Right, I thought. But, already tired of arguing, I kept my mouth shut. The gate agent couldn't do anything about voucher restrictions anyway.
"I'd like to know why I got degraded when other people didn't," Jones asked. "Can you explain that to me? Why didn't you degrade them?"
"I don't know, sir."
"All right, fine. I'll take the voucher and the bulkhead aisle seat," Jones said.
"Tell you what," I interjected. "I'll flip you for the aisle seat."
"No, you take it," Jones said, "you've got me by at least six inches."
Due to excessive height, I sat in the bulkhead aisle seat and swapped "exciting" Delta travel tales with Jones. Amazingly, today had been the first time in both Jones and Bad-Dew's glorious travel experience that their platinum elite wings had been clipped back to coach via a Delta degradation. Sharing the story via text with Delta Diamond Man, Joe K., I received this message in reply.
"You are now a downgraded, preferred customer. You need to ask what the next step is when you get downgraded from coach. Maybe there's a hole in the plane like coach on Southwest."
"Is either one of you Martin?" Asked the flight attendant as the plane prepared for take off. "I've got a first class seat open and he's next on the list."
"I'm Martin," I said.
"Ok," she replied, "you can move into 3A, Mr. Martin."
"I'm joking," I confessed. "I'm not Martin."
"What's your name?"
"Bad-Dew."
"Hmm," she said. "I don't see that name on my upgrade list. Are you sure you're even supposed to on this flight?"
Touche, Delta, touche.
"The next name on my list is Jones," she continued, not missing a beat. "Don't even try to tell me you're Jones."

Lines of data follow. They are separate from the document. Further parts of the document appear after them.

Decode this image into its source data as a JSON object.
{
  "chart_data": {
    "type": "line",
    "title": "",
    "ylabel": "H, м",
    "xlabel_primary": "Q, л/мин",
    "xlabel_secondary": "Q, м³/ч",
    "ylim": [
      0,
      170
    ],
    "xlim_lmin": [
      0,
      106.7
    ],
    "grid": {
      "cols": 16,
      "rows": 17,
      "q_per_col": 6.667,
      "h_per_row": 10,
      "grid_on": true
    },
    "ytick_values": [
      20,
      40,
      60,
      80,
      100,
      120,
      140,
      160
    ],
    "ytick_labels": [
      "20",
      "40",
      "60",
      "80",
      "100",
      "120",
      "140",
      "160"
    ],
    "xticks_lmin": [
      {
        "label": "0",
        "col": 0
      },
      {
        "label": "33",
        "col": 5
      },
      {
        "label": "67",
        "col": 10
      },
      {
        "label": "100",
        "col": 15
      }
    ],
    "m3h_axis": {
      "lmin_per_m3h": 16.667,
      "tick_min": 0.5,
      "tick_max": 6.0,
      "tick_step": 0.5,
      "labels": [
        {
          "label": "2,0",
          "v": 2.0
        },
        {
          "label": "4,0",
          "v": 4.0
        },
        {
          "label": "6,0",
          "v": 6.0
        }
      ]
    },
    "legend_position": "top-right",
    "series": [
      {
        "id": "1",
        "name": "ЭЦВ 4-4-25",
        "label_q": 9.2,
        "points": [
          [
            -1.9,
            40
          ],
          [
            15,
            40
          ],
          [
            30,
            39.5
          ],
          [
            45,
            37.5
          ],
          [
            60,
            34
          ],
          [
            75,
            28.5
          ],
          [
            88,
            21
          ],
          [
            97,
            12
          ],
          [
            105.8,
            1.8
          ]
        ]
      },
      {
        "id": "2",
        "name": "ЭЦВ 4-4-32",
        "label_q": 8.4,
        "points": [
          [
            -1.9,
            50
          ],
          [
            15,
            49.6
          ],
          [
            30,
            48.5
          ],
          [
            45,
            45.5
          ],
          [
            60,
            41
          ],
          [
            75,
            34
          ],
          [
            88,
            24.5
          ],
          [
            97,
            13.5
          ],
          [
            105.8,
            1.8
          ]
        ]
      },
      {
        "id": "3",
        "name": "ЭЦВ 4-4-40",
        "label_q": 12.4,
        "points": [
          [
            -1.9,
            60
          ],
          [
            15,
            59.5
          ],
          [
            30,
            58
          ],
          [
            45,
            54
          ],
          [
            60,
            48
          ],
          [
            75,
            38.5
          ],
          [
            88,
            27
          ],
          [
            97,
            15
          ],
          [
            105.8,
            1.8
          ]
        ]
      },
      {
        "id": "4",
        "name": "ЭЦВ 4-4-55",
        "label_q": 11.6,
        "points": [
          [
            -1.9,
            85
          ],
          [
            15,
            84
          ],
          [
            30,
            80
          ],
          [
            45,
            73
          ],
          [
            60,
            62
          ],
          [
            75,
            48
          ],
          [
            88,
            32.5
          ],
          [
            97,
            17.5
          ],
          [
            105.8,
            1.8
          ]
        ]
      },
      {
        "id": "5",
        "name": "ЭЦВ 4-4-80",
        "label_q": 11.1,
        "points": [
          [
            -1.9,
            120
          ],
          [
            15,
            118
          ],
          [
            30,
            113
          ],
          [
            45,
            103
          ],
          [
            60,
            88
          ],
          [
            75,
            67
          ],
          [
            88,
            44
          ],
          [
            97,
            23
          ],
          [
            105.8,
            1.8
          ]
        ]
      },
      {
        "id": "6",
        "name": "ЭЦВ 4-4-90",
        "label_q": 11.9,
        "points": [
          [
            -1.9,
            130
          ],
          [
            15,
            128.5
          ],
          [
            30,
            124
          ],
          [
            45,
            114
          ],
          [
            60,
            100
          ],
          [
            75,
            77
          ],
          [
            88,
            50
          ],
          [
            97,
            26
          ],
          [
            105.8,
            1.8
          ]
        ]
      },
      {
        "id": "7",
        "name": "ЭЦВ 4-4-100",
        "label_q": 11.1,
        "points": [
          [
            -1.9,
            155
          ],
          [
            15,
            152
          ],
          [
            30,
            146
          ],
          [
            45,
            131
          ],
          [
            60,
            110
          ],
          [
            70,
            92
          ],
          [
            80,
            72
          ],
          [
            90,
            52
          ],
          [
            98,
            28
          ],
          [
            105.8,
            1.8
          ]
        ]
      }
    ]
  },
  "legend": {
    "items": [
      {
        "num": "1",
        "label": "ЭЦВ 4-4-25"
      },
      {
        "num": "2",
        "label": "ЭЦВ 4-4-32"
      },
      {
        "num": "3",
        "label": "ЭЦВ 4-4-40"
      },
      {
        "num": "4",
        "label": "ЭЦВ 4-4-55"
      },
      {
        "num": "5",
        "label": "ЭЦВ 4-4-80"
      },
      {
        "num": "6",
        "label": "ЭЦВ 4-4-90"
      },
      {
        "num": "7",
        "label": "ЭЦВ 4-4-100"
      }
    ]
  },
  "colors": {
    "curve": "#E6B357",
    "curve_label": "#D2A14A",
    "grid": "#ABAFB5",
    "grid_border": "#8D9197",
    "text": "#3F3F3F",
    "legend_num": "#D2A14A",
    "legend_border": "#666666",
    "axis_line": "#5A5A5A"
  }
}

"I'm Jones," the real Jones replied.
Jones garnered the upgrade and kept the voucher while Bad-Dew remained degraded. Another person in the rear of the plane -- Martin? -- ambled past the bulkhead and plopped into the remaining first-class seat. A Delta employee took Jones's vacated seat beside me; I pulled out the sketchpad as we prepared to finally leave Boston. Until, of course, the captain's voice interrupted the late departure.

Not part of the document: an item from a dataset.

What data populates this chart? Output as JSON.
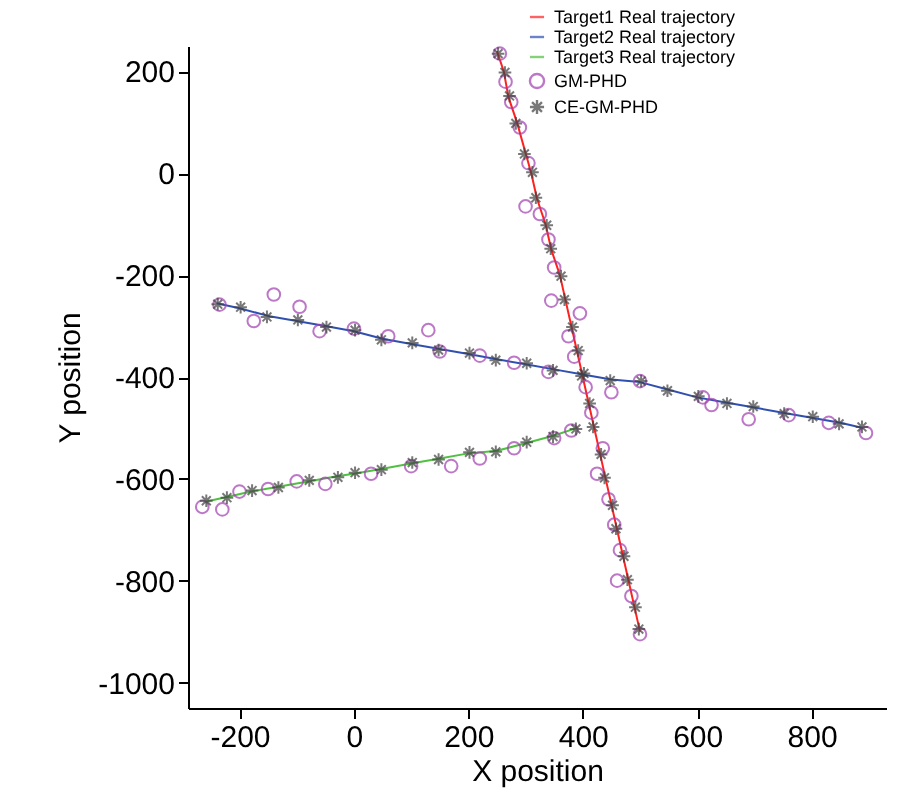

"Ah, folks, this is the captain speaking. I'm sorry to inform you we're going to be delayed for a few more minutes. It seems that when ground personnel refueled the jet, they put too much fuel on the plane, about 1,000 gallons too much, and we're overweight. So we need to wait until they can come back around and take some of it off."
Twenty-five minutes later, minor fuel variance taken care of, the Captain's voice reappeared.
"Folks, you may be wondering why we're still sitting here. Well, I don't know how to tell you this, but when the ground crew took off the extra fuel, they removed too much. So now we're under fueled and need to wait here until they can return again and put some fuel back into the plane."
Things like this might be funny if they didn't continue causing what passes for my life to degrade and disappear.
Disappearing time led to disappearing graphite; leaving more than two hours behind schedule enabled me to make significant sketch progress. Seeing my scrawling ways, the flight attendant who "refused" to upgrade Bad-Dew became a fan and brought the first-class attendant over to appraise the latest 30,000 foot hack job.
"I asked him to draw me. I think it's pretty close," she chuckled while striking a pose. "How about you?"
Landing in Detroit after 10:30 pm meant that Delta, once again, hit 100 percent for the week: four late departures and four late arrivals.